Schraeder walks a fine line between sun-kissed glamour and sheer terror, the promise of stardom and the unwholesome politics of manipulation. The scale of the exploitative circle-jerk at work here is overwhelming, in relief: Tara using asshole film-producer Christian for his bottomless trust-fund, Christian effectively in turn using Tara as a porn starlet by inviting strangers to bang her for his pleasure, yoga instructor Cynthia (Tenille Einshon) using Christian as an imagined beau as Christian uses her as a booty call, Ryan (Nolan Funk) using Christian's assistant Gina (Amanda Brooks) as a supposed beau even as he uses Tara as an ideal beau (and she uses him as an imagined beau, sort of) despite the fact that Ryan's too broken to make her happy, Christian using Reed (Chris Zeischegg), the producer on the horror movie Ryan is cast in, as a pawn to fuck with the affair that Ryan and Tara think they're keeping on the down low, Christian's off-screen father, who keeps him in check via weekly sessions with a therapist (Gus Van Sant, for some reason) that are yoked to his trust fund.
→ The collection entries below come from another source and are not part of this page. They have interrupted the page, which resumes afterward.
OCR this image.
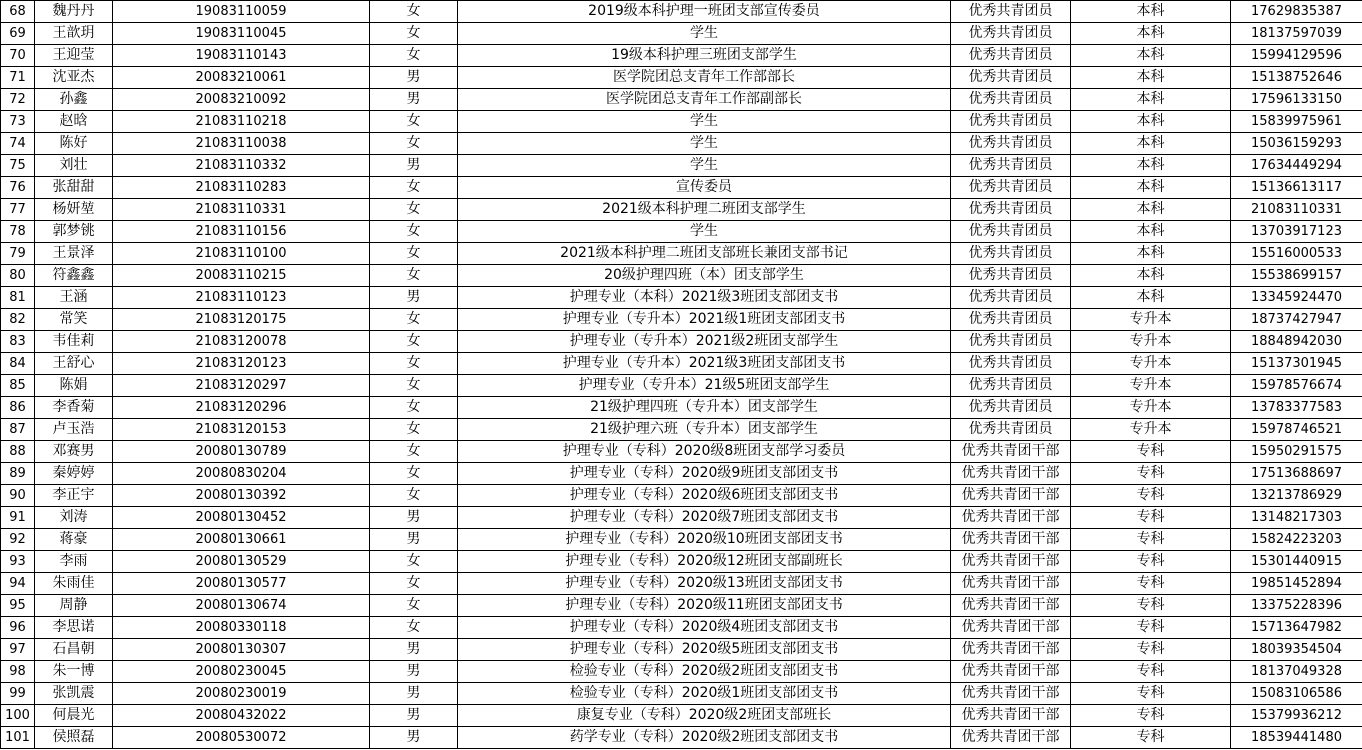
68	魏丹丹	19083110059	女	2019级本科护理一班团支部宣传委员	优秀共青团员	本科	17629835387
69	王歆玥	19083110045	女	学生	优秀共青团员	本科	18137597039
70	王迎莹	19083110143	女	19级本科护理三班团支部学生	优秀共青团员	本科	15994129596
71	沈亚杰	20083210061	男	医学院团总支青年工作部部长	优秀共青团员	本科	15138752646
72	孙鑫	20083210092	男	医学院团总支青年工作部副部长	优秀共青团员	本科	17596133150
73	赵晗	21083110218	女	学生	优秀共青团员	本科	15839975961
74	陈好	21083110038	女	学生	优秀共青团员	本科	15036159293
75	刘壮	21083110332	男	学生	优秀共青团员	本科	17634449294
76	张甜甜	21083110283	女	宣传委员	优秀共青团员	本科	15136613117
77	杨妍堃	21083110331	女	2021级本科护理二班团支部学生	优秀共青团员	本科	21083110331
78	郭梦铫	21083110156	女	学生	优秀共青团员	本科	13703917123
79	王景泽	21083110100	女	2021级本科护理二班团支部班长兼团支部书记	优秀共青团员	本科	15516000533
80	符鑫鑫	20083110215	女	20级护理四班（本）团支部学生	优秀共青团员	本科	15538699157
81	王涵	21083110123	男	护理专业（本科）2021级3班团支部团支书	优秀共青团员	本科	13345924470
82	常笑	21083120175	女	护理专业（专升本）2021级1班团支部团支书	优秀共青团员	专升本	18737427947
83	韦佳莉	21083120078	女	护理专业（专升本）2021级2班团支部学生	优秀共青团员	专升本	18848942030
84	王舒心	21083120123	女	护理专业（专升本）2021级3班团支部团支书	优秀共青团员	专升本	15137301945
85	陈娟	21083120297	女	护理专业（专升本）21级5班团支部学生	优秀共青团员	专升本	15978576674
86	李香菊	21083120296	女	21级护理四班（专升本）团支部学生	优秀共青团员	专升本	13783377583
87	卢玉浩	21083120153	女	21级护理六班（专升本）团支部学生	优秀共青团员	专升本	15978746521
88	邓赛男	20080130789	女	护理专业（专科）2020级8班团支部学习委员	优秀共青团干部	专科	15950291575
89	秦婷婷	20080830204	女	护理专业（专科）2020级9班团支部团支书	优秀共青团干部	专科	17513688697
90	李正宇	20080130392	女	护理专业（专科）2020级6班团支部团支书	优秀共青团干部	专科	13213786929
91	刘涛	20080130452	男	护理专业（专科）2020级7班团支部团支书	优秀共青团干部	专科	13148217303
92	蒋豪	20080130661	男	护理专业（专科）2020级10班团支部团支书	优秀共青团干部	专科	15824223203
93	李雨	20080130529	女	护理专业（专科）2020级12班团支部副班长	优秀共青团干部	专科	15301440915
94	朱雨佳	20080130577	女	护理专业（专科）2020级13班团支部团支书	优秀共青团干部	专科	19851452894
95	周静	20080130674	女	护理专业（专科）2020级11班团支部团支书	优秀共青团干部	专科	13375228396
96	李思诺	20080330118	女	护理专业（专科）2020级4班团支部团支书	优秀共青团干部	专科	15713647982
97	石昌朝	20080130307	男	护理专业（专科）2020级5班团支部团支书	优秀共青团干部	专科	18039354504
98	朱一博	20080230045	男	检验专业（专科）2020级2班团支部团支书	优秀共青团干部	专科	18137049328
99	张凯震	20080230019	男	检验专业（专科）2020级1班团支部团支书	优秀共青团干部	专科	15083106586
100	何晨光	20080432022	男	康复专业（专科）2020级2班团支部班长	优秀共青团干部	专科	15379936212
101	侯照磊	20080530072	男	药学专业（专科）2020级2班团支部团支书	优秀共青团干部	专科	18539441480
The director spends a lot of time on driving close-ups and seemingly staid interiors, which has the effect—interestingly, given the limited resources available for this movie—of shrinking the wide-open spaces of the milieu into what feel like tight, suffocating confines. The movie's sole running gag—Cynthia's Oriental-chic porn crib, with an alarm that erupts in a gaggle of Mandarin whenever somebody enters her gate—eventually deflates into sad shtick, then seems to portend a whirlwind.

The best scene in the movie, interestingly, is the soft-core foursome scene late in the game, where Tara turns the psycho-sexual tables on Christian, goading him into receiving a blowjob from another man while she makes out with the man's partner. Tara cunningly plays on the illusion of trust and fidelity she shares with him to make this happen, and ultimately, the moment winds up less sexy than chillingly potent. At one point during the scene, Lohan gazes into the camera's eye, a smoldering "WINNING!" eye-fuck rebuke to any and all haters watching at home, OnDemand. It's the one moment when she—and by extension, the character she inhabits with all her might—seems truly indomitable.

And whatever else might be said about The Canyons—that Deen's performance is one-note, which it is, but it befits the character; that Schraeder is hopelessly washed up; that Ellis isn't quite human—Lohan is the Alpha and Omega, balling hard in ridiculous make-up, twitching and snarling and dissembling madly and blowing smoke in other people's faces and owning everything and everyone around her. She is amazing to behold, arresting and discomfiting, and somehow manages to make you root for a character who's essentially a failed-actress gold digger. Tara, you realize at the end, will never be happy, and will always be afraid to be alone, and there's the weird sense that her life is a Mobius strip, an eternal reel of disappointment and regret.